INDONESIA has reached its biggest annual disasters toll in a decade, after a second tsunami hit following the eruption of the Krakatau volcano. But will Krakatau erupt again, as locals are told to stay away?
At least 373 people have died following a tsunami in the Indonesian islands of Java and Sumatra on Saturday. Rescuers used heavy machinery and bare hands to dig bodies out of mud and wreckage along a 100 km (60 mile) stretch of Java's west coast. More than 1,400 people were injured, and about 12,000 residents had to move to higher ground, with a high-tide warning extended to Wednesday.
The tsunami destroyed more than 700 buildings, from small shops and houses to villas and hotels and people were told to evacuate to higher ground.
It took just 24 minutes after the landslide for waves to hit land, and there was no early warning for those living on the coast.

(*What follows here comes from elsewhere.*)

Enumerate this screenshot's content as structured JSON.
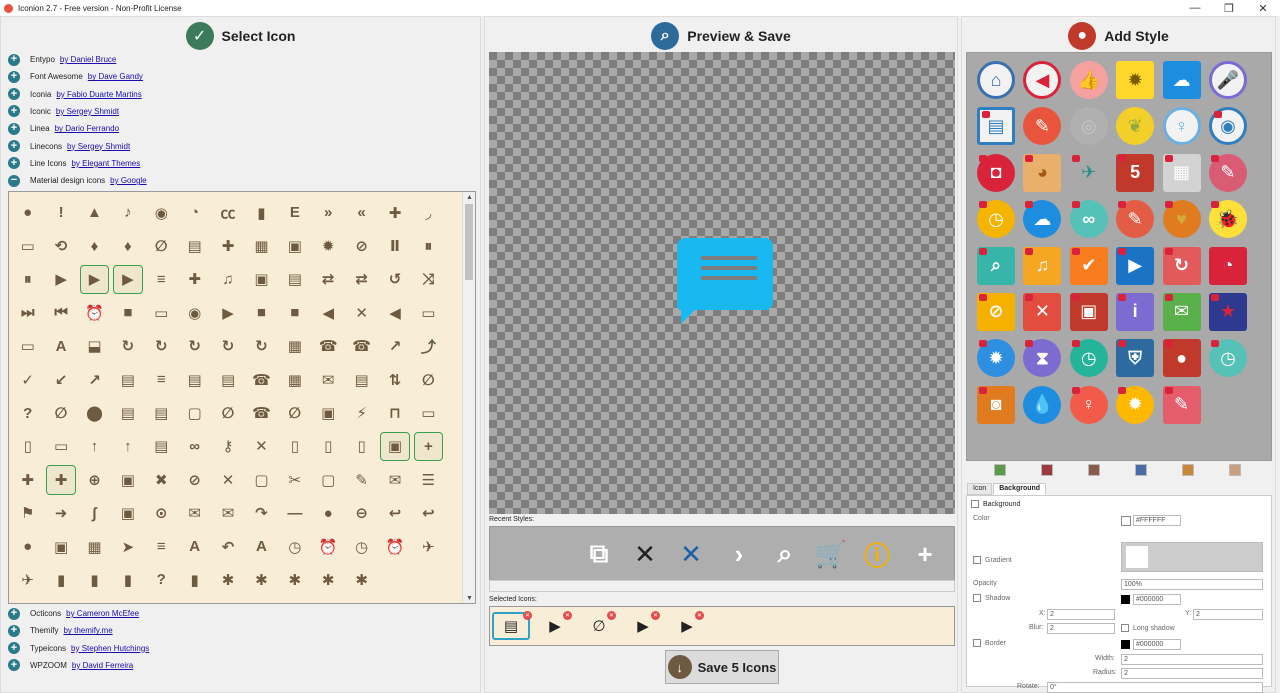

Vehicles were crushed by waves that lifted chunks of metal, felled trees, wooden beams and household items and deposited them on roads and rice fields.
Nurjana ran uphill after the tsunami hit, after her beachside snack stall was washed away.
She said: "I opened the door straight away and saved myself. I jumped over the wall.
Anak Krakatau, which is also known as Child of Krakatau, was still erupting on Sunday night, belching white smoke and ash into the sky.